Die liquiden Mittel der Gemeinde sinken von 1,15 Millionen Euro am Jahresanfang auf 721.280 Euro Ende 2020. Den Einzahlungen von 6,09 Millionen Euro stehen Ausgaben in Höhe von 6,52 Millionen Euro gegenüber.
Die Infrastruktur der Gemeinde verbessert
Nordrach habe die letzten Jahre dazu genutzt, die Infrastruktur zu verbessern, betont Bürgermeister Erhardt. Die Verbesserungen in der Wasserversorgung und der Breitbandausbau seien Zukunftsinvestitionen. Auch viele kleine Aufgaben wurden erledigt. Dennoch müsse man in Zukunft die Ausgaben noch kritischer unter die Lupe nehmen. Man hoffe auf weitere gute wirtschaftliche Jahre. Dass die Gemeinde Ende Januar schuldenfrei ist, sei eine Randnotiz, denn es warten neue, große Aufgaben auf die Gemeinde. Aber auch hier handle es sich »um gut angelegtes Geld«.
Kritisch äußerte sich Gemeinderat Markus Bendler zur Tatsache, dass die Gemeinde nun schuldenfrei wird. Dies sei vor allem dadurch möglich, weil man »nicht viel gemacht hat«. Mit dem Schwimmbad, der Schule, dem Pfarrheim, den
Straßen und Bachmauern seien viele Aufgaben unerledigt. Unzufrieden zeigte sich Bendler mit den bei der Klausurtagung erörterten Themen. Grundsätzlich mahnte er eine größere Haushaltsdisziplin an. Bei derAbstimmung enthielt sich Markus Bendler der Stimme.

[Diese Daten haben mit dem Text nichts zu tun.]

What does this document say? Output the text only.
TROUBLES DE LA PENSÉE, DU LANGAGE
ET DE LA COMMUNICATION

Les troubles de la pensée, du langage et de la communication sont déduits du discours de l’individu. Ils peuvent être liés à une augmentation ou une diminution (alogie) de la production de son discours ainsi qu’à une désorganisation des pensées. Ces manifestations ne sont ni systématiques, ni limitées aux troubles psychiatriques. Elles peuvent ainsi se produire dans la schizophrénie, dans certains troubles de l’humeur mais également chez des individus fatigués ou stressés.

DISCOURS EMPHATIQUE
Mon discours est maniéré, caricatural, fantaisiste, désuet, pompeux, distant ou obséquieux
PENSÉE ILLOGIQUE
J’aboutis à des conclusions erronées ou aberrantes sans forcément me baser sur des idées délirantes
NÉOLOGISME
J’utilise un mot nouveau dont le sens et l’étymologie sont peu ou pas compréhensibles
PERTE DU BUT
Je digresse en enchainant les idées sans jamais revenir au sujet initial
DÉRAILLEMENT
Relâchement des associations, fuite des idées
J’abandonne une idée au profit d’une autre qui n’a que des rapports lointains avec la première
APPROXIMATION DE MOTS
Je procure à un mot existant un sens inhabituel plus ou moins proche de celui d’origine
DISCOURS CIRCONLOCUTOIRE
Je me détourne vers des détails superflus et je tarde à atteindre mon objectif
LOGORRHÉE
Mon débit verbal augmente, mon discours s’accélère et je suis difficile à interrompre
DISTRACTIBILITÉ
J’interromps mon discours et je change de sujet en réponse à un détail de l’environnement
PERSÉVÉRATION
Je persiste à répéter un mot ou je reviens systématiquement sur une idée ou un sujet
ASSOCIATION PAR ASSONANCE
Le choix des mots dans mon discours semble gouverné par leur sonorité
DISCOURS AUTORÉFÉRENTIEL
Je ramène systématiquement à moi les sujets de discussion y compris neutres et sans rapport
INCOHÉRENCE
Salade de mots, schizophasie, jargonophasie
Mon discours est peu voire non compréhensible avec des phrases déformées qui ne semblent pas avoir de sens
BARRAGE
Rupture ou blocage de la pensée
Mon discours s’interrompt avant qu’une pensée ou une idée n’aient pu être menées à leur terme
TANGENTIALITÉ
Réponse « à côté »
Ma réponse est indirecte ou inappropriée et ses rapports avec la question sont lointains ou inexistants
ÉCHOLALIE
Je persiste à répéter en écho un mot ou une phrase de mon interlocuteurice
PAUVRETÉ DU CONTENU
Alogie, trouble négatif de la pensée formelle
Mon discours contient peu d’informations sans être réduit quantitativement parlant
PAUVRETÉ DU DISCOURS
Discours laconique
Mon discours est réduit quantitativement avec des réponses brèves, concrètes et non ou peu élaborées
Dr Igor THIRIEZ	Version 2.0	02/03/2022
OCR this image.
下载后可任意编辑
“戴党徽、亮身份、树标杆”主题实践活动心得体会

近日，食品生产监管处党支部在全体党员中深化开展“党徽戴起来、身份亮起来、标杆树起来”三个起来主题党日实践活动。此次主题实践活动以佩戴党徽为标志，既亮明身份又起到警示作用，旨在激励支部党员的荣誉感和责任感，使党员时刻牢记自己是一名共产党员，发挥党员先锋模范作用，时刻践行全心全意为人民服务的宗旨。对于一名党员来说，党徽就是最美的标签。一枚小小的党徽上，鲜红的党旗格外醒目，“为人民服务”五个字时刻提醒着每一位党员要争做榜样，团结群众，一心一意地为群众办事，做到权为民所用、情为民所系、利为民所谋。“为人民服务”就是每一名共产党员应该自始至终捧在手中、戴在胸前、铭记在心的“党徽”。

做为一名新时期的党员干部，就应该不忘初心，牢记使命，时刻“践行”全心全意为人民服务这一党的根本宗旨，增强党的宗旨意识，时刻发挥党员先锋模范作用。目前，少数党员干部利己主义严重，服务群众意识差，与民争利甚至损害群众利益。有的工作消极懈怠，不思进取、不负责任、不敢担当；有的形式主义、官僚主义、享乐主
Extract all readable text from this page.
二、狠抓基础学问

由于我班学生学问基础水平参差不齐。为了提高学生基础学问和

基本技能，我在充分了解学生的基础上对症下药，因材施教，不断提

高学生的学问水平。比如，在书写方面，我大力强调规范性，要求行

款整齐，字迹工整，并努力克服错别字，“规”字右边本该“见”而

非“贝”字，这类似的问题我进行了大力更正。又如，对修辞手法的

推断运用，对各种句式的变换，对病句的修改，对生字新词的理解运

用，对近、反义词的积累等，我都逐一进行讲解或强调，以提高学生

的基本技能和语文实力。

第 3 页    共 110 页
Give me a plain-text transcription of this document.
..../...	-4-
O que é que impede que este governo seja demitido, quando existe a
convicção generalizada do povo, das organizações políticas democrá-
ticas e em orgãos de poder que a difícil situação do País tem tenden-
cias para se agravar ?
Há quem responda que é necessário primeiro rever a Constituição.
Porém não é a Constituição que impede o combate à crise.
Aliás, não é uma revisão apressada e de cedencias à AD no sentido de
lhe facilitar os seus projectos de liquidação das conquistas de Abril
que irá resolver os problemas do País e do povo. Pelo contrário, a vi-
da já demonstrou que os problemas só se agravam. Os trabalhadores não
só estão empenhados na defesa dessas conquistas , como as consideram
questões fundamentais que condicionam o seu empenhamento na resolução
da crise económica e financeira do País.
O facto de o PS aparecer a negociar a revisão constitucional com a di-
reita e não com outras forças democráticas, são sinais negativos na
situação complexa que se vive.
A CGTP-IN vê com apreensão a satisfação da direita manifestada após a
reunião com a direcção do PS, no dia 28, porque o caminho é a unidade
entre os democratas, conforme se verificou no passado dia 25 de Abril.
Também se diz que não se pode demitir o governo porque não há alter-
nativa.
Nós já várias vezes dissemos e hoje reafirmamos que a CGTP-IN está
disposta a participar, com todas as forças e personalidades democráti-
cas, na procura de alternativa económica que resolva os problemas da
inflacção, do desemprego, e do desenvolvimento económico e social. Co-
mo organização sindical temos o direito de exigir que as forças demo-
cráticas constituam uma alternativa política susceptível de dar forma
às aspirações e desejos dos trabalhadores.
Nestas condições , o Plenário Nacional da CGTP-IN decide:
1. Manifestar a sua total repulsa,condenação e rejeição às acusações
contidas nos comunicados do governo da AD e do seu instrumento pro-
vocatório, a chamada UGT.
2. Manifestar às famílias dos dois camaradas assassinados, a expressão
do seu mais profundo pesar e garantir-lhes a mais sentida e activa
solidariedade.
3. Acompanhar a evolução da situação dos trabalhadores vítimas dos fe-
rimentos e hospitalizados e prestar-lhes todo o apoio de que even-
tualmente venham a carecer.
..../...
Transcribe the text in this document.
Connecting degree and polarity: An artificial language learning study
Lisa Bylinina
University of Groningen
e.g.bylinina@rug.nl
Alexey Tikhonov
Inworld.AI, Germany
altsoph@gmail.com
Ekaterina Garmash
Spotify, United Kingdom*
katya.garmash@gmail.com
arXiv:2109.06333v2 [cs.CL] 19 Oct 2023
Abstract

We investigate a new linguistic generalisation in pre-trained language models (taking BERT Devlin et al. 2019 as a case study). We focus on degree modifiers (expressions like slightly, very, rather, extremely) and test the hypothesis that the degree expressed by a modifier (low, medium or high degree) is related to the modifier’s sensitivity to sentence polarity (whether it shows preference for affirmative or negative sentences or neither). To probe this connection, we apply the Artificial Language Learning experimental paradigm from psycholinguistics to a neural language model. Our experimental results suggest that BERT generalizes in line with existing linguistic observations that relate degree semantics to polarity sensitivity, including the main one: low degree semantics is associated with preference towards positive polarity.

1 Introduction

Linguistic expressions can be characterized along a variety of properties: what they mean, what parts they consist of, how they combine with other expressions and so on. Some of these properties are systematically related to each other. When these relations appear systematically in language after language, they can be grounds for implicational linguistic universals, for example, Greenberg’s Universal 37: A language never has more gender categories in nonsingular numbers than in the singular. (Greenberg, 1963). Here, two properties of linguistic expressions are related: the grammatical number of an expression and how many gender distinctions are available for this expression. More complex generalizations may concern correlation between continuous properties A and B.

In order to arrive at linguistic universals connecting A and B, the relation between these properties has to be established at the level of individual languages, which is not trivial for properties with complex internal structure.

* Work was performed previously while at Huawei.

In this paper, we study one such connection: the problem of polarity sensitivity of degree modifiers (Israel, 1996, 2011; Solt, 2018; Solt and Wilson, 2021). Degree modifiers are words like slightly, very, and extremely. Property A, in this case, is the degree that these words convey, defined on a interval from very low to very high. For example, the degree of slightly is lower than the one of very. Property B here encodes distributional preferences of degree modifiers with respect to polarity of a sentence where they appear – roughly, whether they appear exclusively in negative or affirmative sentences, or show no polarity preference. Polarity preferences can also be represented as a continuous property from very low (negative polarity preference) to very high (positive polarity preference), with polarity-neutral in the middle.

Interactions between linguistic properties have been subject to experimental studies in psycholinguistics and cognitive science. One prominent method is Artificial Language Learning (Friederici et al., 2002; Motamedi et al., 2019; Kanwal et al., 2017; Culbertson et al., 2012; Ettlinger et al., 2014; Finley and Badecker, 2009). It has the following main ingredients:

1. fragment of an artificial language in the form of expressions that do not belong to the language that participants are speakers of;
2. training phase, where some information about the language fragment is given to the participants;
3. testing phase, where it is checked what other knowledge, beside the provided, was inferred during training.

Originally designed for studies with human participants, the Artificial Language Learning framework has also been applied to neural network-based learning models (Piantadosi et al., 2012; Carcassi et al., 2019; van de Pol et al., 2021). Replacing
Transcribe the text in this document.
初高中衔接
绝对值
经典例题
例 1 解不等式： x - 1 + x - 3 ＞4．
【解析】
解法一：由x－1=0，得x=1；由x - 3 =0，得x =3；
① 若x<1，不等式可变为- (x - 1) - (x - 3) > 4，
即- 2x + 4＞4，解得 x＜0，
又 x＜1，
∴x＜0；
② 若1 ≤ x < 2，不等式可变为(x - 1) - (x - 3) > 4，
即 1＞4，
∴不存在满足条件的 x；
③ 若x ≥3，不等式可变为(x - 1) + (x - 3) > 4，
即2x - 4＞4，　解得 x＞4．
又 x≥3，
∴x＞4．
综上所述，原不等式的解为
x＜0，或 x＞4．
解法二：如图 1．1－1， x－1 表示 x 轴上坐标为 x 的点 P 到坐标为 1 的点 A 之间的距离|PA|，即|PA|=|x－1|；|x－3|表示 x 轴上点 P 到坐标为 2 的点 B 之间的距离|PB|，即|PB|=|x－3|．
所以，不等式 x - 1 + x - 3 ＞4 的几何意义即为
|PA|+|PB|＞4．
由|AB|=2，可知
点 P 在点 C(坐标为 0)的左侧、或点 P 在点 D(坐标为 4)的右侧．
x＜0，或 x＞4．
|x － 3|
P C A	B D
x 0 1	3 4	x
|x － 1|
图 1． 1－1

Mit seiner Kritik stieß Bendler allerdings auf die Widerrede von Bürgermeister Erhardt. Man habe große Projekte vorangebracht. Auch das Straßennetz sei nicht kaputt. Aber auch Erhardt bestätigte, dass die Gemeinde mit Schwimmbad, Schule und Pfarrheim genügend Baustellen habe. Letztlich habe die Gemeinde aber gut gewirtschaftet und die Vorgaben der Klausurtagung in einen beschlussreifen Haushaltsentwurf eingearbeitet. Bei einer Enthaltung stimmte der Gemeinderat dem Haushaltsplan 2020 mit breiter Mehrheit zu.
Eigenbetrieb Nahwärme
Der Eigenbetrieb Nahwärme der Gemeinde köchelt auf konstanter Flamme. Der Plan sieht einen Verkauf von 71500 Wärmeeinheiten vor. Unterm Strich soll es einen Gewinn von 6540 Euro geben. Allerdings steht in den Büchern noch ein Finanzierungsfehlbetrag aus den Vorjahren von rund 173.000 Euro. Im Gegensatz zum Kernhaushalt hat der Eigenbetrieb noch Schulden. Diese sollen bis Ende 2020 auf 74.060 Euro sinken. Daraus errechnet sich bezogen auf 1847 Nordracher eine Pro-Kopf-Verschuldung von 40 Euro. Seit der Eigenbetrieb die Wärme vom Sägewerk Echtle bezieht, läuft der Betrieb konstant. »Wir sind auf einem guten Weg«, kommentierte Rechnungsamtsleiter Isenmann. Der Gemeinderat verabschiedete den Wirtschaftsplan 2020 einstimmig.
Gute Liquidität vorhanden
In einem separaten Beschluss befürwortete der Gemeinderat einstimmig die von der Verwaltung vorgeschlagene Ablösung des Darlehens im Kernhaushalt. Die Zinsbindung endet am 31. Januar 2020. Der Zinssatz betrug 3,53 Prozent. Die Gemeinde nutzt die vorhandene gute Liquidität zur Ablösung und wird damit schuldenfrei. Dies sei eine sinnvolle Entscheidung, stellte Bürgermeister Erhardt fest. Neue Darlehen erhalte die Gemeinde zu deutlich besseren Konditionen. Außerdem müsse man sich nach dem Abbau der Liquidität weniger Gedanken über die Bezahlung von Negativzinsen machen.